Arrivederci, Alain
Bello e dannato, un demone angelico. Così è apparso sugli schermi, grazie alla presenza fascinosa ma anche alla capacità di “essere” i personaggi che interpretava. Delon amava la vita, appassionatamente, ha afferrato tutto: amori, dolori, successi, insuccessi e una vecchiaia mai accettata. L’uomo dagli occhi azzurri d’acciaio appariva spesso un “duro”, nei film e nella vita. Ma nascondeva una infanzia segnata dalla mancanza di affetto familiare, una adolescenza ribelle che a 17anni l’aveva condotto soldato in Indocina, un terribile desidero di unità familiare come disse in una intervista: «Desidererei vedere mio padre e mia madre uniti».
Viene lanciato da René Clement in “Delitto in pieno sole”, dove si impone per la presenza magnetica, ma è Luchino Visconti negli anni Sessanta a lanciarlo alla grande con due film: “Rocco e i suoi fratelli” – dove è il giovane e timido ragazzo lucano emigrato a Milano – e poi “Il Gattopardo”, in cui in coppia con Claudia Cardinale (che diverrà sua amica). Con Burt Lancaster dà vita all’esuberante Tancredi in quel capolavoro che è una sorta di nostro “Via col vento”, tra garibaldini, borboni, musiche di Verdi e disincanto siciliano. L’Italia lo attira ancora con ruoli di seduttore inquietante e anarchico ne “La prima notte di quiete” di Valerio Zurlini (indimenticabile il suo cappotto sdrucito color cammello e lo sguardo perduto) e con “L’Eclisse” di Antonioni insieme a Monica Vitti. C’era anche lui, o meglio tutto lui, in quei film.
Alain Delon infatti viveva tutto ciò che recitava, o meglio la recitazione lo”costringeva” a svelarsi, a dirsi nei suoi recessi nascosti.
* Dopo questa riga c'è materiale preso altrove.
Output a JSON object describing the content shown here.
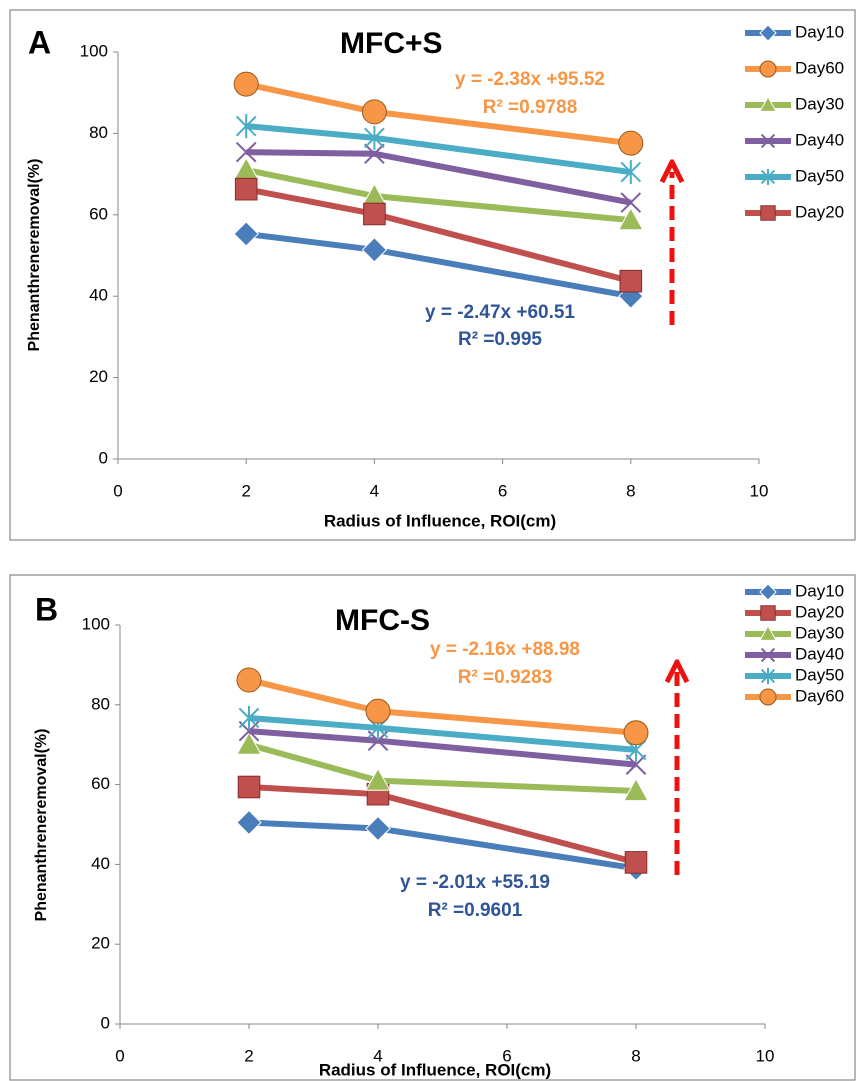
{
  "chart_data": [
    {
      "type": "line",
      "panel": "A",
      "title": "MFC+S",
      "x_label": "Radius of Influence, ROI(cm)",
      "y_label": "Phenanthreneremoval(%)",
      "x": [
        2,
        4,
        8
      ],
      "xlim": [
        0,
        10
      ],
      "xticks": [
        0,
        2,
        4,
        6,
        8,
        10
      ],
      "ylim": [
        0,
        100
      ],
      "yticks": [
        0,
        20,
        40,
        60,
        80,
        100
      ],
      "grid": false,
      "legend": "right",
      "series": [
        {
          "name": "Day10",
          "color": "#4a7ebb",
          "marker": "diamond",
          "values": [
            55.3,
            51.4,
            40
          ]
        },
        {
          "name": "Day60",
          "color": "#f79646",
          "marker": "circle",
          "values": [
            92.1,
            85.3,
            77.6
          ]
        },
        {
          "name": "Day30",
          "color": "#9bbb59",
          "marker": "triangle",
          "values": [
            71,
            64.6,
            58.7
          ]
        },
        {
          "name": "Day40",
          "color": "#7f5fa0",
          "marker": "x",
          "values": [
            75.4,
            75,
            63
          ]
        },
        {
          "name": "Day50",
          "color": "#4bacc6",
          "marker": "star",
          "values": [
            81.8,
            78.9,
            70.5
          ]
        },
        {
          "name": "Day20",
          "color": "#c0504d",
          "marker": "square",
          "values": [
            66.3,
            60.2,
            43.7
          ]
        }
      ],
      "annotations": [
        {
          "text": "y = -2.38x +95.52",
          "color": "#f79646"
        },
        {
          "text": "R² =0.9788",
          "color": "#f79646"
        },
        {
          "text": "y = -2.47x +60.51",
          "color": "#2f5597"
        },
        {
          "text": "R² =0.995",
          "color": "#2f5597"
        }
      ]
    },
    {
      "type": "line",
      "panel": "B",
      "title": "MFC-S",
      "x_label": "Radius of Influence, ROI(cm)",
      "y_label": "Phenanthreneremoval(%)",
      "x": [
        2,
        4,
        8
      ],
      "xlim": [
        0,
        10
      ],
      "xticks": [
        0,
        2,
        4,
        6,
        8,
        10
      ],
      "ylim": [
        0,
        100
      ],
      "yticks": [
        0,
        20,
        40,
        60,
        80,
        100
      ],
      "grid": false,
      "legend": "top-right",
      "series": [
        {
          "name": "Day10",
          "color": "#4a7ebb",
          "marker": "diamond",
          "values": [
            50.5,
            49,
            39
          ]
        },
        {
          "name": "Day20",
          "color": "#c0504d",
          "marker": "square",
          "values": [
            59.4,
            57.6,
            40.5
          ]
        },
        {
          "name": "Day30",
          "color": "#9bbb59",
          "marker": "triangle",
          "values": [
            70,
            61,
            58.4
          ]
        },
        {
          "name": "Day40",
          "color": "#7f5fa0",
          "marker": "x",
          "values": [
            73.4,
            71,
            65
          ]
        },
        {
          "name": "Day50",
          "color": "#4bacc6",
          "marker": "star",
          "values": [
            76.7,
            74.2,
            68.7
          ]
        },
        {
          "name": "Day60",
          "color": "#f79646",
          "marker": "circle",
          "values": [
            86.2,
            78.4,
            73
          ]
        }
      ],
      "annotations": [
        {
          "text": "y = -2.16x +88.98",
          "color": "#f79646"
        },
        {
          "text": "R² =0.9283",
          "color": "#f79646"
        },
        {
          "text": "y = -2.01x +55.19",
          "color": "#2f5597"
        },
        {
          "text": "R² =0.9601",
          "color": "#2f5597"
        }
      ]
    }
  ]
}
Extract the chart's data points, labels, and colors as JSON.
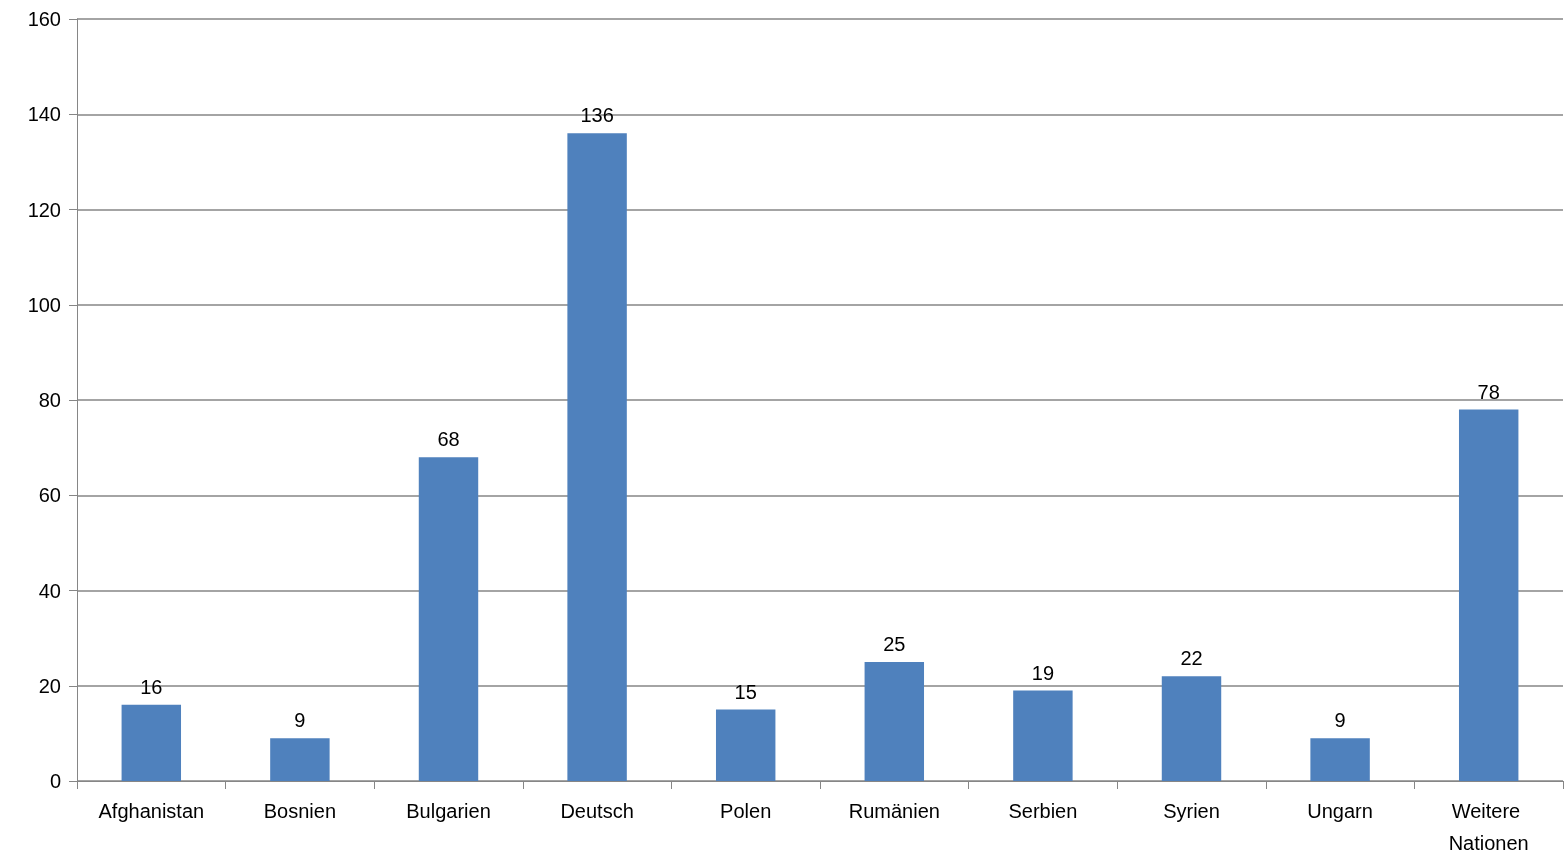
{
  "chart_data": {
    "type": "bar",
    "categories": [
      "Afghanistan",
      "Bosnien",
      "Bulgarien",
      "Deutsch",
      "Polen",
      "Rumänien",
      "Serbien",
      "Syrien",
      "Ungarn",
      "Weitere Nationen"
    ],
    "values": [
      16,
      9,
      68,
      136,
      15,
      25,
      19,
      22,
      9,
      78
    ],
    "color": "#4f81bd",
    "ylim": [
      0,
      160
    ],
    "yticks": [
      0,
      20,
      40,
      60,
      80,
      100,
      120,
      140,
      160
    ],
    "grid": "y",
    "data_labels": true
  }
}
Diventa uno spietato nella serie noir diretta da Melville: “Frank Costello Faccia d’angelo”, “I senza nome”, “Notte sulla città”. Le storie intricate gli piacevano, come nel trhiller psicologico “La piscinain”, in cui recitava accanto a Romy Schenider, l’ex principessa Sissi, uno dei grandi amori della sua vita. Tenta anche il lato romantico e avventuroso con due bei film storici come “Zorro” e “Il Tulipano nero”, in cui è uno spadaccino perfetto dal sorriso beffardo e arrogante. E si infila pure nel trittico di Poe “Tre passi nel delirio”.
Esuberante e anche cinico, Delon tenta ogni genere – tranne il comico – sino alla fine della carriera in cui è uno stanco Giulio Cesare in “Asterix alle Olimpiadi”.
Cosa resta di un uomo tanto vitale, con tre figli da due donne diverse e in lite fra loro, che però è stato un padre distante e affatto tenero con i figli maschi, sentiti quasi come rivali? Rimane un talento unico, una personalità fortissima, un fascino umano e una capacità attoriale formidabile, assoluta, da divo-leggenda. Che non lascia eredi, come l’amico Belmondo e il nostro Mastroianni.
Rimane popolare il sorriso angelico e sfrontato, la sua fame di vita e di bellezza, il suo essere una icona mondiale, unica, di fascino, ed anche la malinconia della fine, dopo oltre 80 film, come disse a Cannes nel 2019 piangendo: “La cosa difficile è ora partire”. Se n’è andato sereno, dopo anni di malattia. L’ultima foto di luglio, dal barbiere,lo mostra nobile, la luce ancora negli occhi. L’uomo inquieto adesso ha trovato la pace.